Critics pushed back: if any relevance relation counts depending on context, can’t anything explain anything? Van Fraassen replied that scientific context restricts acceptable relevance relations — astral influence, for example, isn’t allowed in modern science. But many worry that his view doesn’t give enough guidance for telling good scientific explanations from bad ones. The debate remains open, and no single model has won universal agreement.
Why This Still Matters for Every Question You Ask

These philosophical arguments aren’t just for physics textbooks. Every time you hear that a new medicine works, that crime rates dropped because of a policy, or that a historical event happened for a certain reason, you’re facing the same questions: Is this a genuine explanation or just a description? Has the right cause been identified? Are the factors cited relevant? What would count as a satisfying answer changes depending on what you already know and what you’re curious about.

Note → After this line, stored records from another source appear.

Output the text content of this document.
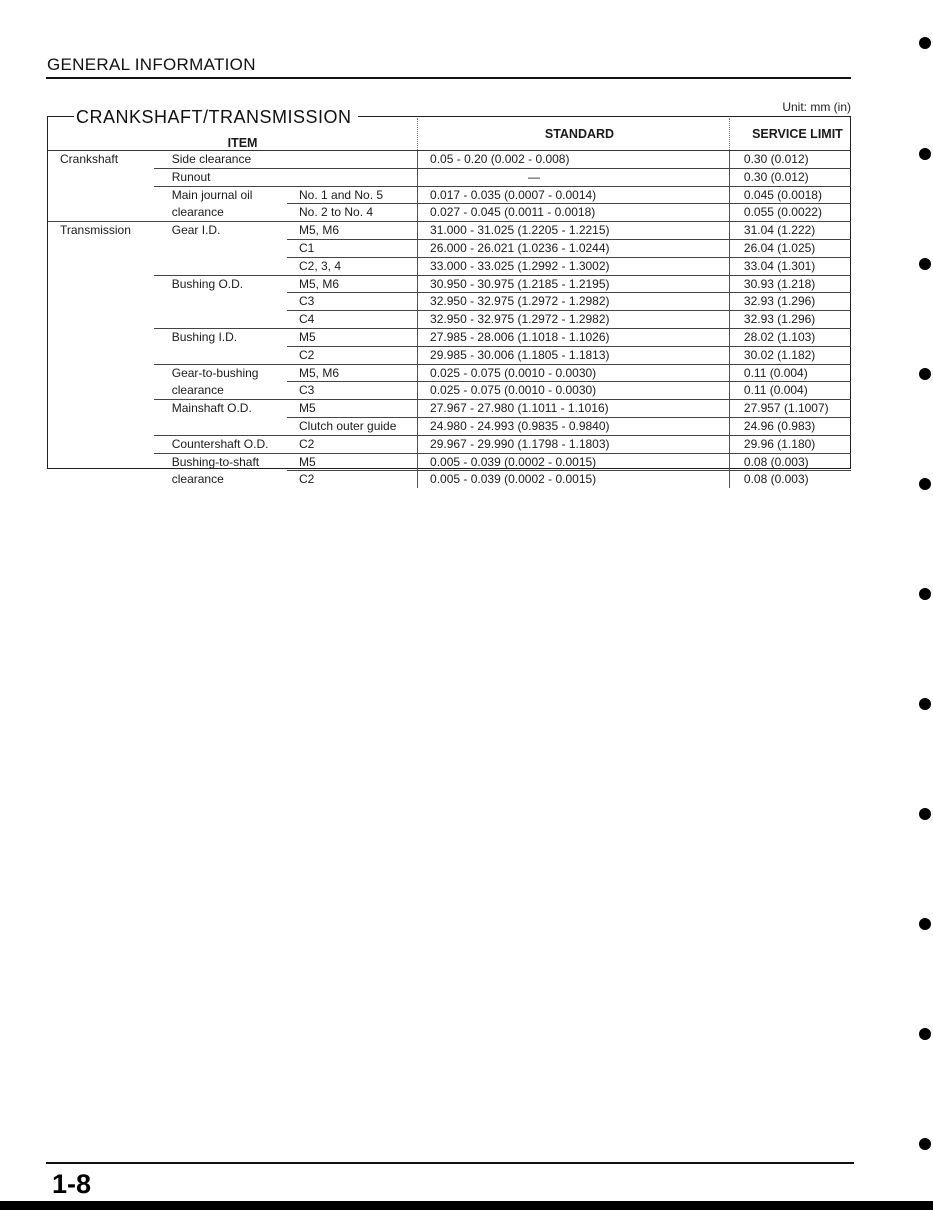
GENERAL INFORMATION
Unit: mm (in)
CRANKSHAFT/TRANSMISSION
ITEM			STANDARD	SERVICE LIMIT
Crankshaft	Side clearance		0.05 - 0.20 (0.002 - 0.008)	0.30 (0.012)
	Runout		—	0.30 (0.012)
	Main journal oil	No. 1 and No. 5	0.017 - 0.035 (0.0007 - 0.0014)	0.045 (0.0018)
	clearance	No. 2 to No. 4	0.027 - 0.045 (0.0011 - 0.0018)	0.055 (0.0022)
Transmission	Gear I.D.	M5, M6	31.000 - 31.025 (1.2205 - 1.2215)	31.04 (1.222)
		C1	26.000 - 26.021 (1.0236 - 1.0244)	26.04 (1.025)
		C2, 3, 4	33.000 - 33.025 (1.2992 - 1.3002)	33.04 (1.301)
	Bushing O.D.	M5, M6	30.950 - 30.975 (1.2185 - 1.2195)	30.93 (1.218)
		C3	32.950 - 32.975 (1.2972 - 1.2982)	32.93 (1.296)
		C4	32.950 - 32.975 (1.2972 - 1.2982)	32.93 (1.296)
	Bushing I.D.	M5	27.985 - 28.006 (1.1018 - 1.1026)	28.02 (1.103)
		C2	29.985 - 30.006 (1.1805 - 1.1813)	30.02 (1.182)
	Gear-to-bushing	M5, M6	0.025 - 0.075 (0.0010 - 0.0030)	0.11 (0.004)
	clearance	C3	0.025 - 0.075 (0.0010 - 0.0030)	0.11 (0.004)
	Mainshaft O.D.	M5	27.967 - 27.980 (1.1011 - 1.1016)	27.957 (1.1007)
		Clutch outer guide	24.980 - 24.993 (0.9835 - 0.9840)	24.96 (0.983)
	Countershaft O.D.	C2	29.967 - 29.990 (1.1798 - 1.1803)	29.96 (1.180)
	Bushing-to-shaft	M5	0.005 - 0.039 (0.0002 - 0.0015)	0.08 (0.003)
	clearance	C2	0.005 - 0.039 (0.0002 - 0.0015)	0.08 (0.003)
1-8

Next time a friend tells you “I didn’t do my homework because I was tired,” that might be true but not very explanatory; you’d want to know why they were tired. The puzzles about shadows and birth control pills remind us that explanation is a demanding business. It’s not about being certain or even about probability — it’s about showing the why. Philosophers still disagree about exactly what that means, but they’ve given us sharper questions. And asking sharper questions is the first step toward better answers.
Think about it
- Your friend says, “The window broke because the rock hit it.” That’s true, but would a scientist consider it a full explanation? What else might you want to know?
- Imagine someone says, “I did well on the test because my lucky socks were on.” You can find no law in science that connects socks to test scores. Does that mean it’s not an explanation? Why or why not?
- A weather app predicts rain with 90% certainty using a complex computer model. Is that prediction also an explanation? What more would you need to feel you understood why it will rain?